Capítulo 3
Tom e eu estávamos deitados de lado, um de frente para o outro, conversando sobre tudo o que conseguimos pensar. Falamos sobre coisas banais, como nossas idades e descobrimos que ele era quase um ano mais velho que eu, tendo ele 10 anos e eu 9, sobre nossas cores preferidas, a dele sendo verde e a minha vermelha, o animal que mais gostamos, ambos optando por cobras que ajudavam príncipes perdidos à voltar para casa.
Falamos sobre pessoas queridas e assim chegamos em temas tensos, como sermos órfãos, sofrermos abusos de pessoas cruéis, sermos tratados como aberrações e até discutimos sobre magia, quando contei sobre Bertha e minhas descobertas, sem pensar muito nas consequências, pois meu cérebro não conseguia fazer minha boca entender que era para ficar fechada em alguns momentos. Porém, para minha surpresa, ele contou que podia fazer coisas impossíveis que pessoas normais não entendiam, por isso ele evitava fazê-las quando acompanhado.
Saímos da cama momentos depois para ele mostrar sua habilidade de dominar as chamas da lareira, sendo essa a forma como ele chamou esse seu talento especial, fazendo duas pessoas de fogo dançarem uma valsa perfeita, que me fez corar em animação e sorrir. Após perguntar onde ele aprendeu, Tom revirou os olhos e disse que era um gênio, ninguém precisava lhe ensinar nada, pois ele aprenderia com seu próprio esforço. Foi assim que percebi o quão orgulhoso ele era.
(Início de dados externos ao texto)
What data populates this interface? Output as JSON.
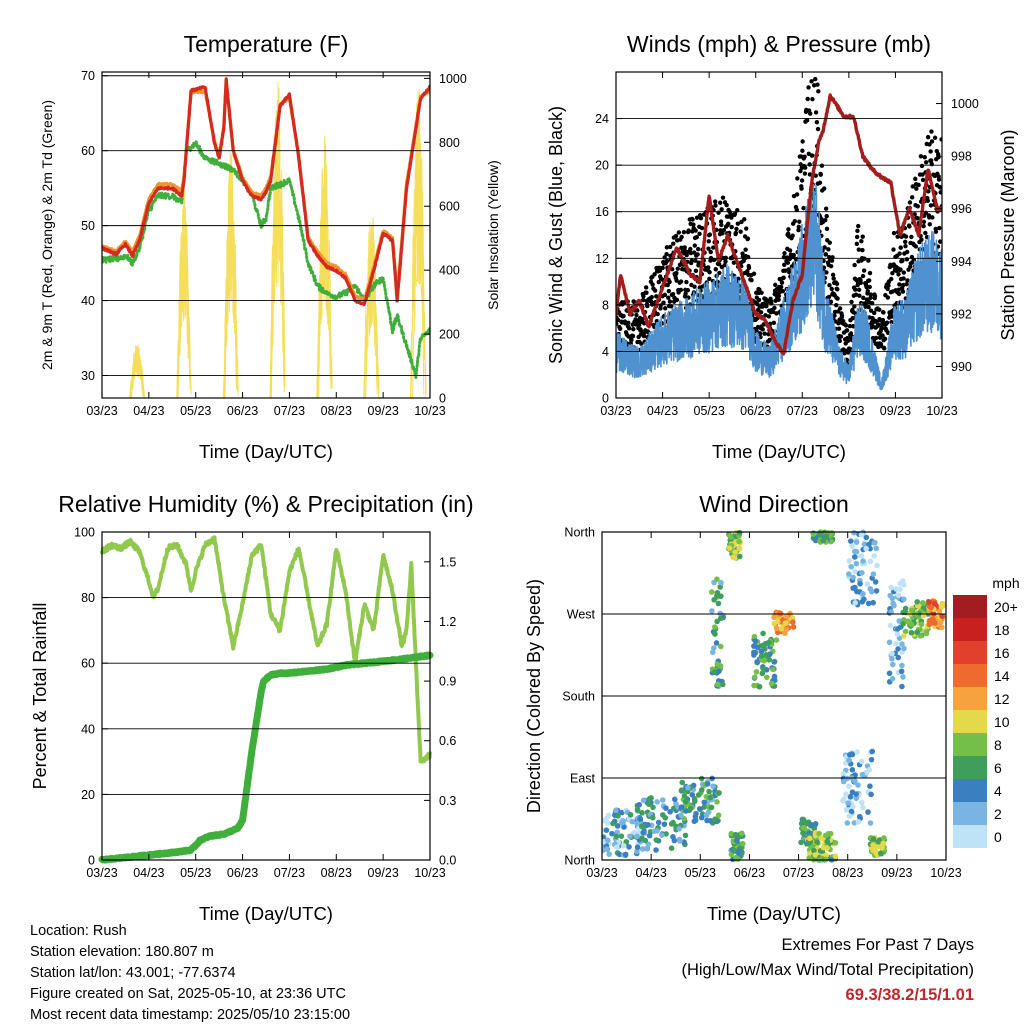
{
  "colors": {
    "temp2m": "#d42a20",
    "temp9m": "#f0952f",
    "dewpoint": "#3fae3a",
    "solar": "#f5df5a",
    "wind": "#4f92cf",
    "gust": "#000000",
    "pressure": "#a41d1d",
    "rh": "#91c94e",
    "precip": "#3fae3a",
    "extremes": "#c1272d"
  },
  "info": {
    "location": "Location: Rush",
    "elevation": "Station elevation: 180.807 m",
    "latlon": "Station lat/lon: 43.001; -77.6374",
    "created": "Figure created on Sat, 2025-05-10, at 23:36 UTC",
    "latest": "Most recent data timestamp: 2025/05/10 23:15:00"
  },
  "extremes": {
    "title": "Extremes For Past 7 Days",
    "subtitle": "(High/Low/Max Wind/Total Precipitation)",
    "values": "69.3/38.2/15/1.01"
  },
  "chart_data": [
    {
      "type": "line",
      "title": "Temperature (F)",
      "xlabel": "Time (Day/UTC)",
      "ylabel": "2m & 9m T (Red, Orange) & 2m Td (Green)",
      "ylabel_right": "Solar Insolation (Yellow)",
      "xticks": [
        "03/23",
        "04/23",
        "05/23",
        "06/23",
        "07/23",
        "08/23",
        "09/23",
        "10/23"
      ],
      "xlim": [
        0,
        7
      ],
      "ylim": [
        27,
        70.5
      ],
      "yticks": [
        30,
        40,
        50,
        60,
        70
      ],
      "ylim_right": [
        0,
        1020
      ],
      "yticks_right": [
        0,
        200,
        400,
        600,
        800,
        1000
      ],
      "series": [
        {
          "key": "t2m",
          "color_key": "temp2m",
          "x": [
            0,
            0.3,
            0.5,
            0.65,
            0.8,
            1.0,
            1.2,
            1.5,
            1.7,
            1.75,
            1.9,
            2.2,
            2.4,
            2.5,
            2.6,
            2.65,
            2.8,
            3.0,
            3.2,
            3.4,
            3.5,
            3.6,
            3.8,
            4.0,
            4.2,
            4.4,
            4.6,
            4.8,
            5.0,
            5.2,
            5.4,
            5.6,
            5.8,
            6.0,
            6.2,
            6.3,
            6.5,
            6.8,
            7.0
          ],
          "y": [
            47,
            46.2,
            47.5,
            46,
            48,
            53,
            55,
            55,
            54,
            56,
            68,
            68.5,
            61,
            59,
            63,
            69.5,
            60,
            56,
            54,
            53.5,
            54.5,
            56,
            66,
            67.5,
            59,
            48,
            46,
            44.5,
            44,
            43,
            40,
            39.5,
            44,
            49,
            48,
            40,
            55,
            67,
            68.5
          ]
        },
        {
          "key": "t9m",
          "color_key": "temp9m",
          "x": [
            0,
            0.3,
            0.5,
            0.65,
            0.8,
            1.0,
            1.2,
            1.5,
            1.7,
            1.75,
            1.9,
            2.2,
            2.4,
            2.5,
            2.6,
            2.65,
            2.8,
            3.0,
            3.2,
            3.4,
            3.5,
            3.6,
            3.8,
            4.0,
            4.2,
            4.4,
            4.6,
            4.8,
            5.0,
            5.2,
            5.4,
            5.6,
            5.8,
            6.0,
            6.2,
            6.3,
            6.5,
            6.8,
            7.0
          ],
          "y": [
            47.3,
            46.6,
            47.9,
            46.5,
            48.6,
            53.6,
            55.5,
            55.5,
            54.6,
            56.6,
            67.8,
            67.9,
            61.3,
            59.4,
            63.3,
            69.1,
            60.2,
            56.4,
            54.4,
            54,
            55,
            56.5,
            66.2,
            67,
            59.3,
            48.4,
            46.5,
            45,
            44.5,
            43.5,
            40.6,
            40.1,
            44.5,
            49.3,
            48.4,
            40.6,
            55.6,
            67.2,
            68
          ]
        },
        {
          "key": "td2m",
          "color_key": "dewpoint",
          "x": [
            0,
            0.3,
            0.5,
            0.65,
            0.8,
            1.0,
            1.2,
            1.5,
            1.7,
            1.8,
            2.0,
            2.2,
            2.4,
            2.6,
            2.8,
            3.0,
            3.2,
            3.4,
            3.5,
            3.6,
            3.8,
            4.0,
            4.2,
            4.4,
            4.6,
            4.8,
            5.0,
            5.2,
            5.4,
            5.6,
            5.8,
            6.0,
            6.2,
            6.3,
            6.5,
            6.7,
            6.8,
            7.0
          ],
          "y": [
            45.5,
            45.5,
            46,
            45,
            47,
            52,
            54,
            54,
            53,
            60,
            61,
            59,
            58.5,
            58,
            57.5,
            56,
            54,
            50,
            51,
            55,
            55.5,
            56,
            51,
            45,
            42,
            41,
            40.5,
            41,
            42,
            40,
            42,
            43,
            36,
            38,
            34,
            30,
            35,
            36
          ]
        },
        {
          "key": "solar",
          "color_key": "solar",
          "axis": "right",
          "style": "daily-bell",
          "x": [
            0.75,
            1.75,
            2.75,
            3.75,
            4.75,
            5.75,
            6.75
          ],
          "y": [
            180,
            660,
            800,
            1000,
            820,
            600,
            1000
          ]
        }
      ]
    },
    {
      "type": "line",
      "title": "Winds (mph) & Pressure (mb)",
      "xlabel": "Time (Day/UTC)",
      "ylabel": "Sonic Wind & Gust (Blue, Black)",
      "ylabel_right": "Station Pressure (Maroon)",
      "xticks": [
        "03/23",
        "04/23",
        "05/23",
        "06/23",
        "07/23",
        "08/23",
        "09/23",
        "10/23"
      ],
      "xlim": [
        0,
        7
      ],
      "ylim": [
        0,
        28
      ],
      "yticks": [
        0,
        4,
        8,
        12,
        16,
        20,
        24
      ],
      "ylim_right": [
        988.8,
        1001.2
      ],
      "yticks_right": [
        990,
        992,
        994,
        996,
        998,
        1000
      ],
      "series": [
        {
          "key": "wind",
          "color_key": "wind",
          "style": "noisy",
          "x": [
            0,
            0.5,
            1.0,
            1.5,
            2.0,
            2.4,
            2.8,
            3.0,
            3.3,
            3.6,
            3.9,
            4.1,
            4.3,
            4.5,
            4.8,
            5.0,
            5.2,
            5.4,
            5.7,
            6.0,
            6.2,
            6.5,
            6.8,
            7.0
          ],
          "y": [
            4,
            3,
            5,
            6,
            7,
            8,
            7,
            4,
            3,
            6,
            9,
            12,
            13,
            7,
            3,
            2,
            6,
            5,
            1,
            6,
            6,
            9,
            10,
            9
          ]
        },
        {
          "key": "gust",
          "color_key": "gust",
          "style": "scatter",
          "x": [
            0,
            0.5,
            1.0,
            1.5,
            2.0,
            2.4,
            2.8,
            3.0,
            3.3,
            3.6,
            3.9,
            4.1,
            4.3,
            4.5,
            4.8,
            5.0,
            5.2,
            5.4,
            5.7,
            6.0,
            6.2,
            6.5,
            6.8,
            7.0
          ],
          "y": [
            6,
            6,
            9,
            11,
            12,
            13,
            11,
            7,
            6,
            9,
            14,
            19,
            21,
            12,
            6,
            4,
            11,
            9,
            5,
            11,
            11,
            15,
            17,
            16
          ]
        },
        {
          "key": "pressure",
          "color_key": "pressure",
          "axis": "right",
          "x": [
            0,
            0.1,
            0.3,
            0.5,
            0.7,
            1.0,
            1.3,
            1.6,
            1.8,
            2.0,
            2.2,
            2.4,
            2.7,
            3.0,
            3.2,
            3.4,
            3.6,
            3.8,
            4.0,
            4.2,
            4.35,
            4.45,
            4.6,
            4.9,
            5.1,
            5.3,
            5.5,
            5.7,
            5.9,
            6.1,
            6.3,
            6.5,
            6.7,
            6.9,
            7.0
          ],
          "y": [
            992,
            993.5,
            992,
            992.5,
            991.5,
            993,
            994.5,
            993.5,
            993.2,
            996.5,
            994,
            995,
            993.5,
            992,
            991.8,
            991,
            990.5,
            992.5,
            993.5,
            997,
            998.5,
            999,
            1000.3,
            999.5,
            999.5,
            998,
            997.5,
            997.2,
            997,
            995,
            996,
            995,
            997.5,
            996,
            996
          ]
        }
      ]
    },
    {
      "type": "line",
      "title": "Relative Humidity (%) & Precipitation (in)",
      "xlabel": "Time (Day/UTC)",
      "ylabel": "Percent & Total Rainfall",
      "xticks": [
        "03/23",
        "04/23",
        "05/23",
        "06/23",
        "07/23",
        "08/23",
        "09/23",
        "10/23"
      ],
      "xlim": [
        0,
        7
      ],
      "ylim": [
        0,
        100
      ],
      "yticks": [
        0,
        20,
        40,
        60,
        80,
        100
      ],
      "ylim_right": [
        0,
        1.65
      ],
      "yticks_right": [
        "0.0",
        "0.3",
        "0.6",
        "0.9",
        "1.2",
        "1.5"
      ],
      "series": [
        {
          "key": "rh",
          "color_key": "rh",
          "x": [
            0,
            0.2,
            0.4,
            0.6,
            0.8,
            1.0,
            1.1,
            1.2,
            1.4,
            1.6,
            1.8,
            1.9,
            2.0,
            2.2,
            2.4,
            2.6,
            2.8,
            3.0,
            3.2,
            3.4,
            3.6,
            3.8,
            4.0,
            4.2,
            4.4,
            4.6,
            4.8,
            5.0,
            5.2,
            5.4,
            5.6,
            5.8,
            6.0,
            6.2,
            6.4,
            6.5,
            6.6,
            6.8,
            7.0
          ],
          "y": [
            94,
            96,
            95,
            97,
            94,
            85,
            80,
            83,
            95,
            96,
            90,
            82,
            88,
            96,
            98,
            80,
            65,
            78,
            93,
            96,
            75,
            70,
            88,
            95,
            80,
            65,
            72,
            95,
            82,
            60,
            78,
            70,
            93,
            82,
            65,
            70,
            90,
            30,
            32
          ]
        },
        {
          "key": "precip",
          "color_key": "precip",
          "axis": "right",
          "x": [
            0,
            0.4,
            0.8,
            1.2,
            1.6,
            1.9,
            2.1,
            2.3,
            2.6,
            2.9,
            3.0,
            3.2,
            3.4,
            3.45,
            3.6,
            3.8,
            4.0,
            4.4,
            4.8,
            5.2,
            5.6,
            6.0,
            6.4,
            7.0
          ],
          "y": [
            0,
            0.01,
            0.02,
            0.03,
            0.04,
            0.05,
            0.1,
            0.12,
            0.13,
            0.16,
            0.2,
            0.55,
            0.85,
            0.9,
            0.93,
            0.94,
            0.94,
            0.95,
            0.96,
            0.98,
            0.99,
            1.0,
            1.01,
            1.03
          ]
        }
      ]
    },
    {
      "type": "scatter",
      "title": "Wind Direction",
      "xlabel": "Time (Day/UTC)",
      "ylabel": "Direction (Colored By Speed)",
      "xticks": [
        "03/23",
        "04/23",
        "05/23",
        "06/23",
        "07/23",
        "08/23",
        "09/23",
        "10/23"
      ],
      "xlim": [
        0,
        7
      ],
      "ylim": [
        0,
        360
      ],
      "ytick_values": [
        0,
        90,
        180,
        270,
        360
      ],
      "ytick_labels": [
        "North",
        "East",
        "South",
        "West",
        "North"
      ],
      "colorbar": {
        "title": "mph",
        "labels": [
          "20+",
          "18",
          "16",
          "14",
          "12",
          "10",
          "8",
          "6",
          "4",
          "2",
          "0"
        ],
        "colors": [
          "#a11d20",
          "#c8201f",
          "#e0402c",
          "#ef6a2f",
          "#f6a33d",
          "#e3d94b",
          "#74bf4a",
          "#3f9e5b",
          "#3a7fc0",
          "#78b5e3",
          "#bfe3f6"
        ]
      },
      "clusters": [
        {
          "x": 0.4,
          "dx": 0.4,
          "dir": 30,
          "ddir": 25,
          "speed": 3
        },
        {
          "x": 1.2,
          "dx": 0.5,
          "dir": 40,
          "ddir": 30,
          "speed": 4
        },
        {
          "x": 2.0,
          "dx": 0.4,
          "dir": 65,
          "ddir": 25,
          "speed": 5
        },
        {
          "x": 2.35,
          "dx": 0.12,
          "dir": 250,
          "ddir": 60,
          "speed": 5
        },
        {
          "x": 2.7,
          "dx": 0.12,
          "dir": 345,
          "ddir": 15,
          "speed": 8
        },
        {
          "x": 2.75,
          "dx": 0.12,
          "dir": 15,
          "ddir": 15,
          "speed": 6
        },
        {
          "x": 3.3,
          "dx": 0.25,
          "dir": 220,
          "ddir": 30,
          "speed": 6
        },
        {
          "x": 3.7,
          "dx": 0.2,
          "dir": 260,
          "ddir": 12,
          "speed": 12
        },
        {
          "x": 4.2,
          "dx": 0.15,
          "dir": 30,
          "ddir": 15,
          "speed": 7
        },
        {
          "x": 4.5,
          "dx": 0.3,
          "dir": 15,
          "ddir": 15,
          "speed": 8
        },
        {
          "x": 4.5,
          "dx": 0.2,
          "dir": 355,
          "ddir": 6,
          "speed": 6
        },
        {
          "x": 5.3,
          "dx": 0.3,
          "dir": 320,
          "ddir": 40,
          "speed": 2
        },
        {
          "x": 5.2,
          "dx": 0.3,
          "dir": 80,
          "ddir": 40,
          "speed": 2
        },
        {
          "x": 5.6,
          "dx": 0.15,
          "dir": 15,
          "ddir": 10,
          "speed": 8
        },
        {
          "x": 6.0,
          "dx": 0.15,
          "dir": 250,
          "ddir": 60,
          "speed": 2
        },
        {
          "x": 6.4,
          "dx": 0.3,
          "dir": 265,
          "ddir": 20,
          "speed": 8
        },
        {
          "x": 6.8,
          "dx": 0.15,
          "dir": 270,
          "ddir": 15,
          "speed": 13
        }
      ]
    }
  ]
}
Após essa demonstração de magia, voltamos para cama e eu me senti confortável o suficiente para lhe contar sobre meus sonhos, dos mais normais aos mais tenebrosos, como um raio verde se aproximando e me causando dor, o choro e gritos de uma mulher que sempre me atormentaram, ou até mesmo quando via aquele orfanato, porém sem nunca poder entrar nele.
- Então você esteve sonhando com esse orfanato durante anos, por isso acha que deve estar dormindo e nada aqui é real? - Tom perguntou tranquilamente, encarando meus olhos com tanta vontade que podia jurar que ele iria ler minha mente se fosse possível.
- Com você falando dessa forma, parece que eu sou louco.. - Murmurei, desviando o olhar, sentindo a pele fria dos dedos dele roçar nos meus lábios.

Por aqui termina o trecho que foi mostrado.